Dancehall has been an obeah-themed drama series over the past two weeks, starring deejay Spice and spiritual advisor Nardo ‘RT Boss’ Smith, with supporting characters Macka Diamond and several female dancers. Veteran deejay Lady G, who is in a unique position as pal to Spice and Diamond, has had enough of female brawls.

“Me a talk to the females straight up, we need to stop this crab-in-a-barrel thing and we need to stop this catfight,” she said in a recent Instagram Live. “We need to unite, we need to put out some good music… I’m so proud of Koffee; look at Koffee come get the grammy. Let us all work towards that instead of trying to fight ‘gainst each other.”

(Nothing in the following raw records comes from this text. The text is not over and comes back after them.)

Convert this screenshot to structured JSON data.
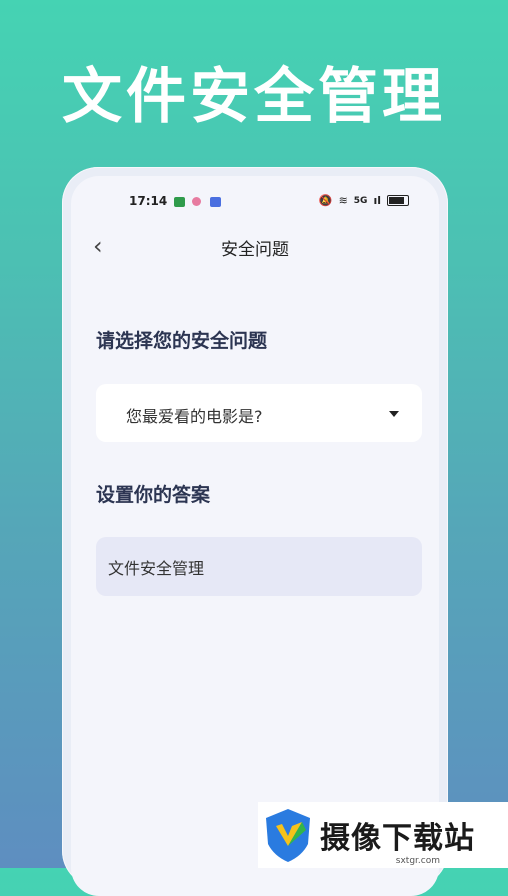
{
  "banner": {
    "title": "文件安全管理"
  },
  "status_bar": {
    "time": "17:14",
    "network": "5G"
  },
  "nav": {
    "title": "安全问题",
    "back_icon": "chevron-left-icon"
  },
  "question": {
    "label": "请选择您的安全问题",
    "selected": "您最爱看的电影是?"
  },
  "answer": {
    "label": "设置你的答案",
    "value": "文件安全管理"
  },
  "watermark": {
    "text": "摄像下载站",
    "url": "sxtgr.com"
  },
  "colors": {
    "accent_top": "#45d3b3",
    "accent_bottom": "#5e8ec0",
    "heading": "#2c3552",
    "input_bg": "#e6e8f6"
  }
}
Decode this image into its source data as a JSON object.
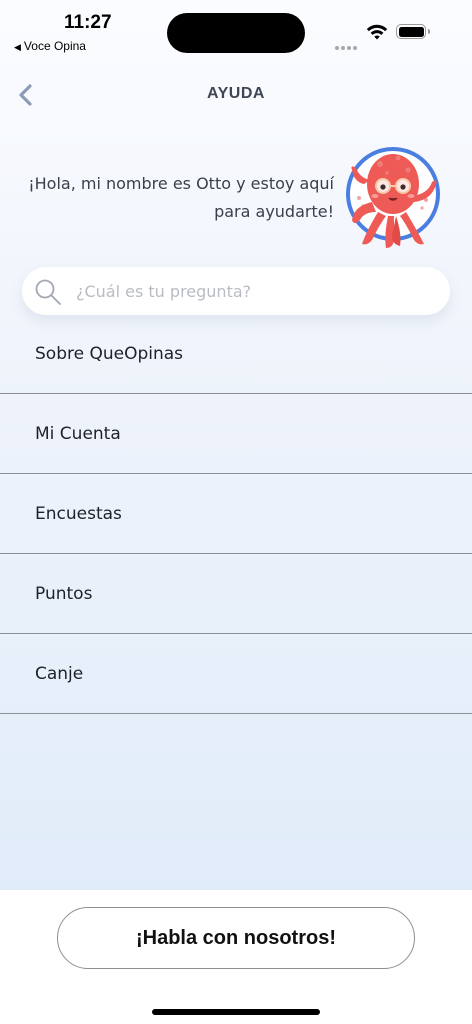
{
  "status_bar": {
    "time": "11:27",
    "back_app": "Voce Opina",
    "back_arrow": "◀",
    "icons": [
      "cellular-signal-icon",
      "wifi-icon",
      "battery-icon"
    ]
  },
  "header": {
    "title": "AYUDA",
    "back_icon": "chevron-left-icon"
  },
  "greeting": {
    "text": "¡Hola, mi nombre es Otto y estoy aquí para ayudarte!",
    "mascot": "octopus-mascot"
  },
  "search": {
    "placeholder": "¿Cuál es tu pregunta?",
    "value": "",
    "icon": "search-icon"
  },
  "help_list": {
    "items": [
      {
        "label": "Sobre QueOpinas"
      },
      {
        "label": "Mi Cuenta"
      },
      {
        "label": "Encuestas"
      },
      {
        "label": "Puntos"
      },
      {
        "label": "Canje"
      }
    ]
  },
  "footer": {
    "contact_label": "¡Habla con nosotros!"
  },
  "colors": {
    "accent_blue": "#4a7ee0",
    "mascot_red": "#ee5a56",
    "title_gray": "#3f4757",
    "background_top": "#fbfcff",
    "background_bottom": "#e1ecfa"
  }
}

She said the virtual throwdown supports the sentiment that the modern music industry lacks the unity that existed when she was a budding act in the 80s.

“I believe yuh supposed to use music and prove yourself,” she said. “When mi a come up in a dis it was about talent, creativity, and now me see it gone to stunting and social media…drama, and we nuh need all a dat… The music is like a big cake and there’s a slice there for each and every one of us, all you have to do is put out music.”

Being in the dancehall space for more than 30 years is bound to attract some contention, but the Nuff Respect singjay said she swerves negative energy and steers clear of fracas.

“Jealousy is like a thing where some people don’t know how to separate from respect,” she said. “Sometimes people mek jealousy tek dem over. Not to say I don’t feel bad vibes from other females…but mi just use love and conquer everything… Mi haffi be the more adult one in this business.”

With this outlook, Lady G embraces the new generation of female acts, naming Koffee as her favourite as she said the Toast hitmaker reminds her of her younger self.

“I also listen to Shenseea, Jada Kingdom, Lila Iké, Jah9, most of the new crop dem a gwaan good.”

Like most of her peers, she is concerned about the oftentimes raunchy lyrical content that pervades the “new crop”. She encouraged female acts to consider their legacy, adding that it is better to be a late bloomer like Richie Spice (with Earth A Run Red) than a fast-riser like Lady Saw, only to later have regrets about a racy catalogue.

“I believe in singing positive music… That is why persons like a Big Youth can still tour inna Europe all the time, Morgan Heritage can still tour, a Barrington Levy can still tour because they sing good music, nothing derogatory and dem still a sing bout love same way… A lot of these female artistes, I know dem have talent but dem trying to go the easy route but it only last a little short space of time. Do some music that is gonna last for years and years to come… Look at Marcia Griffiths… look how long this woman been touring all over the place.”